Properly securing your Mi-Token authentication server is critical, as it houses sensitive data like token seeds that could compromise your 2-factor authentication if accessed by unauthorized parties. Here are some key recommendations to harden your Mi-Token server:
1. Secure Domain Admin Accounts
Ensure any domain/enterprise admin accounts and Mi-Token admin accounts have very strong passwords (20+ characters, mix of letters, numbers, symbols). Consider requiring 2FA for admin logins as well.
2. Isolate the Mi-Token Server
Place the Mi-Token server on its own VLAN and restrict administrator access to it via firewall policies, IPsec tunnels, or 802.1x port authentication. This minimizes exposure.
3. Encrypt Server Backups
Any backups taken of the Mi-Token server should be encrypted and stored securely. Avoid storing backup media with the server. See the documentation for backup best practices.

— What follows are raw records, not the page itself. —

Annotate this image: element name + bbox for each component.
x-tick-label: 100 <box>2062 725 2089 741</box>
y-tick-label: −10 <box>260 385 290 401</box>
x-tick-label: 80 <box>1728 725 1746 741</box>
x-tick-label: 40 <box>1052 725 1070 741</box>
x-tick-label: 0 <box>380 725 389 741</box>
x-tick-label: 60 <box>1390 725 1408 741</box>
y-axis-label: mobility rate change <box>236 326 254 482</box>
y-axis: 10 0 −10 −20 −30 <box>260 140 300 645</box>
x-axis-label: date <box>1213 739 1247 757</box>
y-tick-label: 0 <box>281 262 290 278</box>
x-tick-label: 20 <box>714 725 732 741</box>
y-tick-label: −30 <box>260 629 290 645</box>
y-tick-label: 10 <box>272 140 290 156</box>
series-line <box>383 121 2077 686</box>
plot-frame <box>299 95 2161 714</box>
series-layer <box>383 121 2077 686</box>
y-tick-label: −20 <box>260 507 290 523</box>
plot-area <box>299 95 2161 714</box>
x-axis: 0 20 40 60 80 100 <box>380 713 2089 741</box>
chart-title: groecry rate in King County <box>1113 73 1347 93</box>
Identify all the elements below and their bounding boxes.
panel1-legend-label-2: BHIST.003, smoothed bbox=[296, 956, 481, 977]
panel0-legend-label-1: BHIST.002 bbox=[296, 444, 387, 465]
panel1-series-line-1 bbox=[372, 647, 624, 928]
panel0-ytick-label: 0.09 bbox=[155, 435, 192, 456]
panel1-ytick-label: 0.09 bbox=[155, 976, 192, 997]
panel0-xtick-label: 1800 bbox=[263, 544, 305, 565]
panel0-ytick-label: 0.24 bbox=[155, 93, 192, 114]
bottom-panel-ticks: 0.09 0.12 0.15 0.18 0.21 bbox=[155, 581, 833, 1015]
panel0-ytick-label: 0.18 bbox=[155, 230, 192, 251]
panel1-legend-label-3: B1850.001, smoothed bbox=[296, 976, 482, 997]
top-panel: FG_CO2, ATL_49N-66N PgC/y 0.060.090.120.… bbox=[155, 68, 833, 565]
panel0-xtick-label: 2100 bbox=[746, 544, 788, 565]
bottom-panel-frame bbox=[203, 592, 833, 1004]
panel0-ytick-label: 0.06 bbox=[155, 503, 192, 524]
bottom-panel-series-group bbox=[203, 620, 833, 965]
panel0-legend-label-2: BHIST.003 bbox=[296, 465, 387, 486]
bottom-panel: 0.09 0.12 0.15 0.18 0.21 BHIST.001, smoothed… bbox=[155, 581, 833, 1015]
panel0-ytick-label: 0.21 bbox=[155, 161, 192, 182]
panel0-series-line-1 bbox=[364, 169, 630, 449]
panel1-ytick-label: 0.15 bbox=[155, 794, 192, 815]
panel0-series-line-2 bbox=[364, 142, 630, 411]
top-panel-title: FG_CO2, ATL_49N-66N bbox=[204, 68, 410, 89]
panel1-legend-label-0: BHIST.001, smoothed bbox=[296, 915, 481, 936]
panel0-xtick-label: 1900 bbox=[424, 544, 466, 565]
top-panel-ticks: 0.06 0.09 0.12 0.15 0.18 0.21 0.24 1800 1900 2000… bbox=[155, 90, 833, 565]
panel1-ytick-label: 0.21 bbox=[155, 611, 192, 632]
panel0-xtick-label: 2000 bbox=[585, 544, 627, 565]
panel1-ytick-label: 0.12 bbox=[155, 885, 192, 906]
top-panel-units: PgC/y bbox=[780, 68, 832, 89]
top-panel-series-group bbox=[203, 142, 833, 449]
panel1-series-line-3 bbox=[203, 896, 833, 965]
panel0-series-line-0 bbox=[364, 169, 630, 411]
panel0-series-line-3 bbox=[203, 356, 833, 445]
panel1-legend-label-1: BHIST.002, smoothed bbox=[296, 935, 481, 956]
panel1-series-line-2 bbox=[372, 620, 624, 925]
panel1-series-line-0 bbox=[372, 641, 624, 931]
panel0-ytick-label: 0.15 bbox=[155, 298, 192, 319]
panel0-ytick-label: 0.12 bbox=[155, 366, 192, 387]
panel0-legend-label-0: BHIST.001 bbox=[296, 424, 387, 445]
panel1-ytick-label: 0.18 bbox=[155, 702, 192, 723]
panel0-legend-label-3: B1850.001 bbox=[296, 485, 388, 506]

4. Delete Token Seed Files After Import
After importing token seed files to initialize your token database, securely delete the original files received from Mi-Token. If you need to retain copies, encrypt them and store them separately from the server.
5. Apply Latest OS Security Patches
Keep the Windows Server OS up-to-date with the latest security patches from Microsoft. Avoid running Mi-Token on server OS versions that are no longer supported.
6. Follow Least Privilege Principle
When setting up Mi-Token security roles and permissions, follow the principle of least privilege. Only give admin permissions to those who absolutely need them. Restrict help desk users to the minimum permissions required.
7. Use Dedicated Service Accounts
Run the Mi-Token services under dedicated least-privileged service accounts instead of admin or system accounts. This limits the damage if a service is compromised.
8. Enable Windows Server Auditing
Turn on Windows security event auditing for the Mi-Token server so you have logs of all key actions and access attempts for incident response and forensics.
9. Physical Security
Don't neglect physical security for your Mi-Token server. It should be in a locked room or cage with access restricted to authorized personnel.
10. Stay Up-to-Date
Install new versions of the Mi-Token server components as they become available to ensure you have the latest security enhancements and fixes.
As a general principle, aim to secure your Mi-Token authentication server to the same level as you would a domain controller, as it is just as critical to the security of your environment. Consult Microsoft's server hardening guides for your OS version for additional guidance. With proper hardening, you can minimize the risk of your Mi-Token server being compromised.